UN talks on nature conservation run into financial obstacles November 4, 2024
- Ana Cunha-Busch
- Nov 3, 2024
- 3 min read

By AFP - Agence France Presse
UN talks on nature conservation run into financial obstacles
The 16th Conference of the Parties (COP16) to the UN Convention on Biological Diversity (CBD) was suspended by President Susana Muhamad when negotiations ran almost 12 hours longer than planned and delegates began leaving to catch flights.
The exodus left the summit without a quorum for decision-making, but CBD spokesman David Ainsworth told AFP that it would resume at a later date to consider outstanding issues.
The conference, the largest gathering of its kind to date with around 23,000 registered delegates, was tasked with assessing and accelerating progress towards an agreement signed in Canada two years ago to halt humanity's rapacious destruction of nature.
The Kunming-Montreal Global Biodiversity Framework, which emerged from this meeting, set 23 targets to be achieved in just over five years.
These targets include protecting 30% of land and sea areas and restoring 30% of degraded ecosystems by 2030, reducing pollution, and phasing out agricultural and other nature-damaging subsidies.
The Canadian summit also agreed to make $200 billion a year available to protect biodiversity by 2030, including the transfer of $30 billion a year from rich to poor nations.
The actual total for 2022 was around 15 billion dollars, according to the Organization for Economic Cooperation and Development (OECD).
In addition, the nations pledged around 400 million dollars for a Global Biodiversity Fund (GBFF) set up last year to meet UN targets.
In Cali, negotiators were largely divided between rich and poor country blocs as they discussed increased funding and other commitments.
The summit's biggest request - to establish a detailed financing plan - turned out to be a bridge too far.
Muhamad, Colombia's environment minister, offered a draft text proposing the creation of a fund dedicated to biodiversity, which was rejected by the European Union, Switzerland, and Japan.
Developing nations have insisted on the creation of a dedicated biodiversity fund, saying that they are not adequately represented in existing mechanisms, including the GBFF, which they say is also too costly.
- 'The clock is ticking'.
The meeting succeeded in uniting around the creation of a fund to share the profits from digitally sequenced genetic data from plants and animals with the communities they come from.
This data, much of which comes from species found in poor countries, is mainly used in medicines and cosmetics that can make billions for their developers, but very little of which goes back.
The delegates also approved the creation of a permanent body to represent the interests of indigenous peoples within the framework of the UN Convention on Biological Diversity.
Representatives of indigenous peoples, many of them wearing traditional clothing and hats, began to applaud and sing when the agreement was approved.
However, the negotiations on financing biodiversity failed, even as new research presented to coincide with COP16 showed that more than a quarter of the plants and animals assessed are now at risk of extinction.
It is estimated that only 17.6% of land and inland waters and 8.4% of the ocean and coastal areas are protected and conserved.

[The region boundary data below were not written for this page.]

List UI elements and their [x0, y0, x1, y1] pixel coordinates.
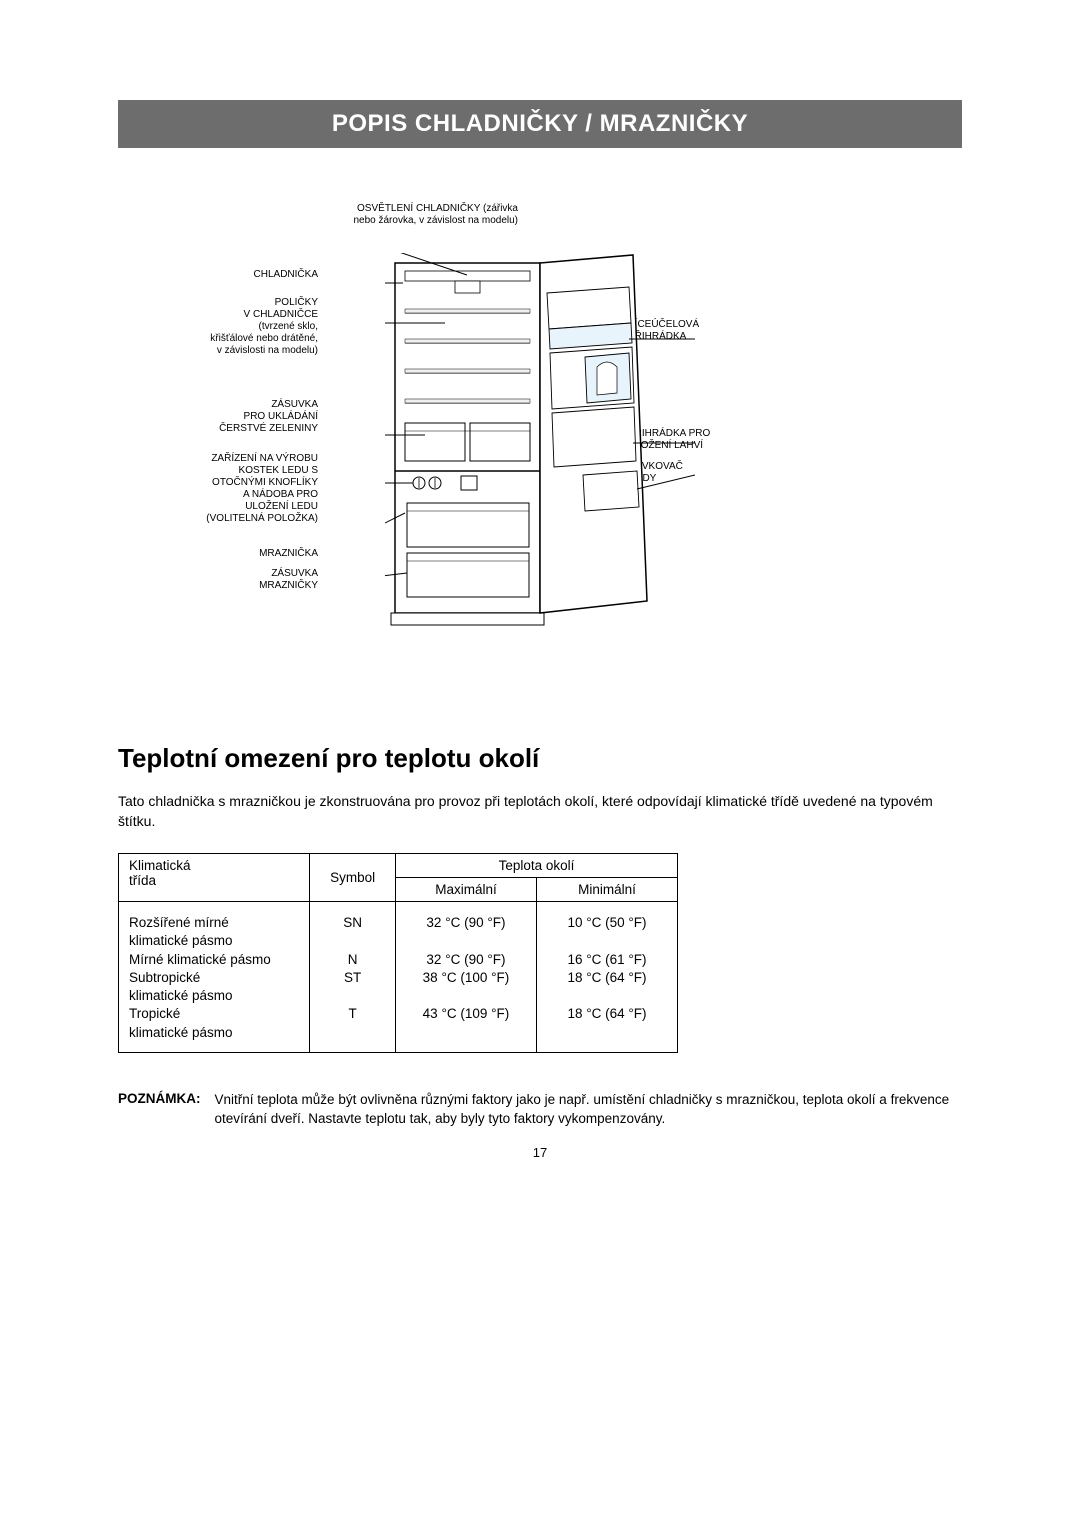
label-shelves: POLIČKY V CHLADNIČCE (tvrzené sklo, křiš…: [158, 297, 318, 357]
page-number: 17: [118, 1145, 962, 1160]
label-light: OSVĚTLENÍ CHLADNIČKY (zářivka nebo žárov…: [298, 203, 518, 227]
note-text: Vnitřní teplota může být ovlivněna různý…: [215, 1091, 963, 1129]
td-class-col: Rozšířené mírné klimatické pásmo Mírné k…: [119, 902, 310, 1053]
climate-class-table: Klimatická třída Symbol Teplota okolí Ma…: [118, 853, 678, 1053]
td-symbol-col: SN N ST T: [310, 902, 396, 1053]
label-freezer: MRAZNIČKA: [178, 548, 318, 560]
td-max-col: 32 °C (90 °F) 32 °C (90 °F) 38 °C (100 °…: [395, 902, 536, 1053]
th-ambient: Teplota okolí: [395, 854, 677, 878]
th-class: Klimatická třída: [119, 854, 310, 902]
fridge-svg: [385, 253, 695, 633]
intro-paragraph: Tato chladnička s mrazničkou je zkonstru…: [118, 792, 962, 831]
label-crisper: ZÁSUVKA PRO UKLÁDÁNÍ ČERSTVÉ ZELENINY: [178, 399, 318, 435]
label-fridge: CHLADNIČKA: [178, 269, 318, 281]
page-title: POPIS CHLADNIČKY / MRAZNIČKY: [332, 110, 748, 137]
note-label: POZNÁMKA:: [118, 1091, 201, 1129]
td-min-col: 10 °C (50 °F) 16 °C (61 °F) 18 °C (64 °F…: [536, 902, 677, 1053]
th-max: Maximální: [395, 878, 536, 902]
fridge-diagram: OSVĚTLENÍ CHLADNIČKY (zářivka nebo žárov…: [118, 203, 962, 663]
label-icemaker: ZAŘÍZENÍ NA VÝROBU KOSTEK LEDU S OTOČNÝM…: [168, 453, 318, 525]
note-block: POZNÁMKA: Vnitřní teplota může být ovliv…: [118, 1091, 962, 1129]
label-freezer-drawer: ZÁSUVKA MRAZNIČKY: [178, 568, 318, 592]
th-symbol: Symbol: [310, 854, 396, 902]
th-min: Minimální: [536, 878, 677, 902]
section-heading: Teplotní omezení pro teplotu okolí: [118, 743, 962, 774]
page-title-bar: POPIS CHLADNIČKY / MRAZNIČKY: [118, 100, 962, 148]
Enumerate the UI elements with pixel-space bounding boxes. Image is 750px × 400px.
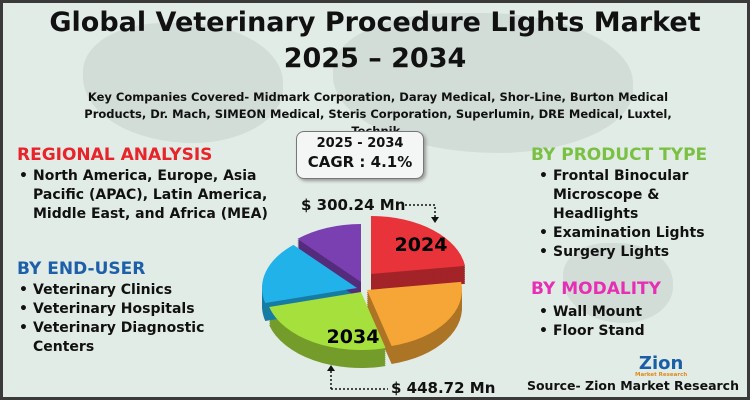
- pie-label-2024: 2024: [395, 234, 448, 256]
- value-2034: $ 448.72 Mn: [391, 379, 496, 397]
- list-item: Floor Stand: [537, 322, 727, 341]
- pie-chart: 2024 2034: [262, 204, 466, 390]
- list-item: Wall Mount: [537, 303, 727, 322]
- value-2024: $ 300.24 Mn: [301, 196, 406, 214]
- world-map-shape: [333, 13, 633, 153]
- regional-heading: REGIONAL ANALYSIS: [17, 145, 213, 165]
- modality-heading: BY MODALITY: [531, 279, 661, 299]
- pie-slice: [262, 244, 357, 304]
- world-map-shape: [83, 23, 283, 143]
- cagr-period: 2025 - 2034: [316, 136, 404, 151]
- list-item: Veterinary Diagnostic Centers: [17, 319, 257, 357]
- arrow-head-icon: [327, 365, 335, 371]
- end-user-list: Veterinary ClinicsVeterinary HospitalsVe…: [17, 281, 257, 357]
- list-item: Surgery Lights: [537, 243, 727, 262]
- pie-slice: [367, 281, 462, 347]
- page-title: Global Veterinary Procedure Lights Marke…: [49, 7, 701, 74]
- pie-slice: [371, 216, 466, 274]
- arrow-head-icon: [431, 217, 439, 223]
- modality-list: Wall MountFloor Stand: [537, 303, 727, 341]
- product-type-heading: BY PRODUCT TYPE: [531, 145, 708, 165]
- pie-slice: [297, 224, 361, 282]
- product-type-list: Frontal Binocular Microscope & Headlight…: [537, 167, 727, 262]
- dotted-arrow: [330, 369, 388, 390]
- list-item: North America, Europe, Asia Pacific (APA…: [17, 167, 277, 224]
- end-user-heading: BY END-USER: [17, 259, 146, 279]
- list-item: Veterinary Clinics: [17, 281, 257, 300]
- pie-label-2034: 2034: [327, 326, 380, 348]
- list-item: Veterinary Hospitals: [17, 300, 257, 319]
- cagr-box: 2025 - 2034 CAGR : 4.1%: [296, 131, 424, 179]
- regional-list: North America, Europe, Asia Pacific (APA…: [17, 167, 277, 224]
- zion-logo: Zion Market Research: [635, 353, 688, 378]
- cagr-value: CAGR : 4.1%: [307, 153, 413, 171]
- list-item: Examination Lights: [537, 224, 727, 243]
- list-item: Frontal Binocular Microscope & Headlight…: [537, 167, 727, 224]
- pie-slice: [269, 292, 386, 350]
- source-text: Source- Zion Market Research: [526, 378, 739, 393]
- dotted-arrow: [405, 204, 436, 219]
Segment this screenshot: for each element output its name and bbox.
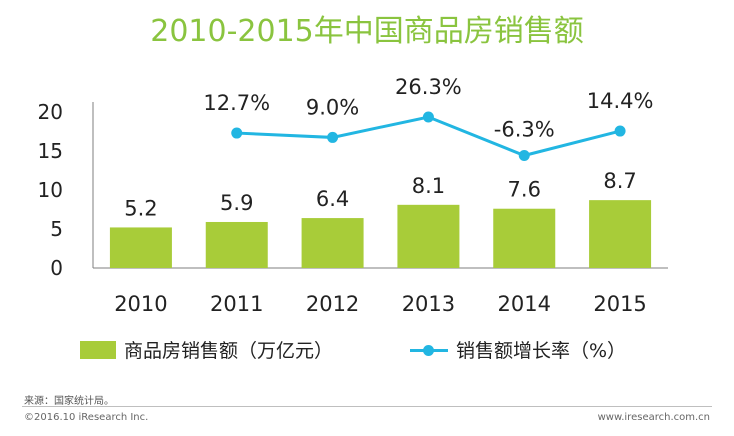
bar — [589, 200, 652, 268]
growth-point — [231, 127, 243, 139]
growth-point — [327, 131, 339, 143]
y-tick-label: 20 — [38, 100, 63, 124]
chart-legend: 商品房销售额（万亿元） 销售额增长率（%） — [0, 336, 734, 366]
growth-point — [518, 150, 530, 161]
copyright-text: ©2016.10 iResearch Inc. — [24, 412, 149, 423]
growth-value-label: 9.0% — [306, 95, 359, 119]
bar — [109, 227, 172, 268]
y-tick-label: 5 — [50, 217, 63, 241]
legend-item-bar: 商品房销售额（万亿元） — [80, 336, 333, 363]
x-tick-label: 2014 — [498, 292, 551, 316]
website-text: www.iresearch.com.cn — [597, 412, 710, 423]
y-tick-label: 10 — [38, 178, 63, 202]
footer-divider — [22, 406, 712, 407]
legend-line-swatch — [410, 341, 448, 359]
chart-plot: 0 5 10 15 20 2010 2011 2012 2013 2014 2015 5.2 5.9 6.… — [38, 75, 668, 316]
growth-value-label: 12.7% — [203, 91, 270, 115]
x-tick-label: 2015 — [593, 292, 646, 316]
bar-value-label: 7.6 — [508, 178, 541, 202]
growth-point — [422, 111, 434, 123]
x-tick-label: 2010 — [114, 292, 167, 316]
bar — [205, 221, 268, 268]
bar — [493, 208, 556, 268]
growth-value-label: -6.3% — [494, 118, 555, 142]
x-tick-label: 2013 — [402, 292, 455, 316]
growth-value-label: 14.4% — [587, 89, 654, 113]
legend-item-line: 销售额增长率（%） — [410, 336, 626, 363]
growth-line — [236, 115, 621, 158]
legend-bar-swatch — [80, 340, 116, 359]
bar-value-label: 6.4 — [316, 187, 349, 211]
y-tick-label: 15 — [38, 139, 63, 163]
x-tick-label: 2012 — [306, 292, 359, 316]
bar-value-label: 8.1 — [412, 174, 445, 198]
legend-bar-label: 商品房销售额（万亿元） — [124, 340, 334, 362]
legend-line-label: 销售额增长率（%） — [456, 340, 627, 362]
bar — [301, 218, 364, 268]
bar — [397, 204, 460, 268]
growth-value-label: 26.3% — [395, 75, 462, 99]
bar-value-label: 5.9 — [220, 191, 253, 215]
chart-title: 2010-2015年中国商品房销售额 — [150, 14, 584, 49]
bar-value-label: 8.7 — [603, 169, 636, 193]
bar-value-label: 5.2 — [124, 196, 157, 220]
growth-point — [614, 125, 626, 137]
x-tick-label: 2011 — [210, 292, 263, 316]
source-note: 来源：国家统计局。 — [24, 396, 114, 407]
y-tick-label: 0 — [50, 256, 63, 280]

UN chief Antonio Guterres, who spent two days in Cali with five heads of state and dozens of ministers to give impetus to the negotiations, reminded the delegates that humanity has already altered three-quarters of the earth's surface and two-thirds of its waters.
“The clock is ticking. The survival of our planet's biodiversity - and our survival - is at stake,” he said.
The meeting was held amid a major security effort following threats from a Colombian guerrilla group with its base of operations near Cali. No incidents were reported.